Sonradan edinilmiş bir tür dil bozukluğu olarak bilinen afazi, çoğu zaman kafa travması ya da inme gibi sağlık sorunlarının ardından ortaya çıkmaktadır. Beyindeki dil ile fonksiyonlarının zarar görmesi ile meydana gelen bu durum, insan psikolojisi ile de yakından ilgili olması ile bilinmektedir.

Afazi Nedir?

Günümüzde konuşma sorunları ile karşı karşıya olan insanların büyük çoğunluğu “Afazi Nedir?” sorusuna yanıt aramakta ve bu hastalıkla alakalı araştırmalarda bulunmaktadır. Afazi; beyindeki konuşma ve dil ile görevli olan işlevlerin hepsinin ya da belli bir kısmının hasar görmesi ya da felç sonucunda meydana gelen konuşma ve dil sorunları olarak tanımlanmaktadır. Günümüzde pek çok insanda çeşitli şekillerde görülebilen bu hastalık, tutuk, akıcı, anomik, global ve progresif gibi gruplara ayrılarak incelenmektedir.

Afazi belirtilerine bakılacak olursa; konuşmada, isimlendirmede, okumada, yazmada ya da anlamlandırmada güçlük çekme, konuşma esnasında uygun olmayan ve tuhaf kelimeler kullanma, afazi olanlarda görülen belirtilerdir.

Kimlerde Görülür?

Afazi çoğu zaman insan ayırt etmeksizin çocuklarda ya da yetişkinlerde görülebilmektedir. Ancak yapılan araştırmalara göre afazi olanların büyük çoğunluğu orta ve ileri yaşlarda olan bireylerdir. Üstelik bu araştırmalar, her yıl yaklaşık 80 bin civarında insanın inme nedeniyle afazi olduğunu gözler önüne sermektedir.
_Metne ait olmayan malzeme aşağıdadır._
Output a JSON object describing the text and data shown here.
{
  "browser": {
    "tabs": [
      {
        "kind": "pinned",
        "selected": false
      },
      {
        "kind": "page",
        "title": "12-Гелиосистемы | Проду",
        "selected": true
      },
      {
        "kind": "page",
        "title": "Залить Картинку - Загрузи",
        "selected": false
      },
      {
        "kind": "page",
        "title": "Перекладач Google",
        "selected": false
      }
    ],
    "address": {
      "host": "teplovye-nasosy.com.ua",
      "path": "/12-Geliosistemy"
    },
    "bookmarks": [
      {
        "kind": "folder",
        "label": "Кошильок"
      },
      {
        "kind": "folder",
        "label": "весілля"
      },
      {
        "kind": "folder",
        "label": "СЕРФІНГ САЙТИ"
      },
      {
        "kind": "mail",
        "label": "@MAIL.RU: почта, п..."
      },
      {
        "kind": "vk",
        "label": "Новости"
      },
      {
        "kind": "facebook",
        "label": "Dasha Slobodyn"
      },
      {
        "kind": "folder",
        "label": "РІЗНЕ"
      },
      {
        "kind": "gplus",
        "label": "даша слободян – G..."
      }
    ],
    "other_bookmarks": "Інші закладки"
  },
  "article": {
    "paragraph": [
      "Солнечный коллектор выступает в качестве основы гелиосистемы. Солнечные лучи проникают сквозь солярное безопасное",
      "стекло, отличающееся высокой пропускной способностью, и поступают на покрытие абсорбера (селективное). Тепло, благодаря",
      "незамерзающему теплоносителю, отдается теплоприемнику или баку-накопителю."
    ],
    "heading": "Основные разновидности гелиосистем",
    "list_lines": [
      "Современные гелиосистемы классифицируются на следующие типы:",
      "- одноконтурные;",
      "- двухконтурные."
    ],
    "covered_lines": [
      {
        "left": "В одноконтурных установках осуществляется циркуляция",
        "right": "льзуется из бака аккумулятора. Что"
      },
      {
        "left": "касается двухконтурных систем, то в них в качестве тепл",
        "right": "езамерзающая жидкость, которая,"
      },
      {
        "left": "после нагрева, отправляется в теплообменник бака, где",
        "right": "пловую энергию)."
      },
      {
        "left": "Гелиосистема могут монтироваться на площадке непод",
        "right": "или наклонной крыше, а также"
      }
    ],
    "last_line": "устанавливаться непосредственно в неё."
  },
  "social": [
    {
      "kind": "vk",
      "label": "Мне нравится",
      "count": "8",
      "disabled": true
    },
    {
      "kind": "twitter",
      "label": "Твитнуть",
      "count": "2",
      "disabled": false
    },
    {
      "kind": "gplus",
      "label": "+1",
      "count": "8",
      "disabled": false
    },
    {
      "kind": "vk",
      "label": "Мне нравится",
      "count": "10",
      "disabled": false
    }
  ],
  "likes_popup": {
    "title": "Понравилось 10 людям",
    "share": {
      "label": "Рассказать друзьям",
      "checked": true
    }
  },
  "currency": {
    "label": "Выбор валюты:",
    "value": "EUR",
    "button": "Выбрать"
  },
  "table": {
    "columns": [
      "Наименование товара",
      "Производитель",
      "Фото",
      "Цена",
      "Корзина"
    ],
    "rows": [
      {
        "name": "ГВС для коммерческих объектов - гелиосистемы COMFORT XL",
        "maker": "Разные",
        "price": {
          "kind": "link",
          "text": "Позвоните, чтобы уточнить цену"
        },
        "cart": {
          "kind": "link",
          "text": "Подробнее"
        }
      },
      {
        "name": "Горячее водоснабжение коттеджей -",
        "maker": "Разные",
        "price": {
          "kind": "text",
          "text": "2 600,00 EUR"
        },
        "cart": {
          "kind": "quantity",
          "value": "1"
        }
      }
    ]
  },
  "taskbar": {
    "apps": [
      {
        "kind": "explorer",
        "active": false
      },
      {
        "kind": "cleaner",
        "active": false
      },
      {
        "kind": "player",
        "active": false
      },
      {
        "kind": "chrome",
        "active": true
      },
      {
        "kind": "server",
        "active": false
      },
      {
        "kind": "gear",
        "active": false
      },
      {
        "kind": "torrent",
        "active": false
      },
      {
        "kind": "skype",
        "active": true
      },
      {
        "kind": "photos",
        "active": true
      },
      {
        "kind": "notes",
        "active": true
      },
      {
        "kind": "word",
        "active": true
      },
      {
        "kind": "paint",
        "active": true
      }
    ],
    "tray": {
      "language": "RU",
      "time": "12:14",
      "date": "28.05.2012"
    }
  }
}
Afazi nedenleri ise beynin dil ve konuşma fonksiyonlarının zarar görmesi olarak ifade edilmektedir. Beynin hasara uğraması ise genellikle inme nedeniyle ortaya çıkmaktadır. Buna göre afazi nedenleri olarak inme, tümör ve kafa travması gösterilebilmektedir.

Afazi Tedavisi Nasıl Yapılır?

Günümüzde insanların yaşamış olduğu felç, kafa travması ve tümör gibi sağlık sorunlarının ardından afazi görülme olasılığı oldukça yüksektir. Dolayısıyla bu hastalıkların sonrasında gerçekleştirilen nörolojik muayeneler ile dil ve konuşma yetenekleri incelenerek teşhis konulabilmektedir.

Teşhisi konulan afazi tedavisi ise bazı etkenler göz önünde bulundurularak değişiklik gösterebilmektedir. Hastanın yaşı, beynin hasar nedeni, afazinin çeşidi, lezyonun konumu ve büyüklüğü gibi faktörler tedaviyi etkileyen faktörlerdir.

Öte yandan psikoloji ile de yakından alakalı olan bu hastalığın tedavisinde çoğu zaman psikologlar eşliğinde konuşma terapisi gerçekleştirilebilmektedir. Uygulanan bu terapi yöntemlerinde hastanın dil ve konuşma becerilerinin geliştirilmesi ve iletişim rehabilitasyonu için çalışmalar gerçekleştirilmektedir.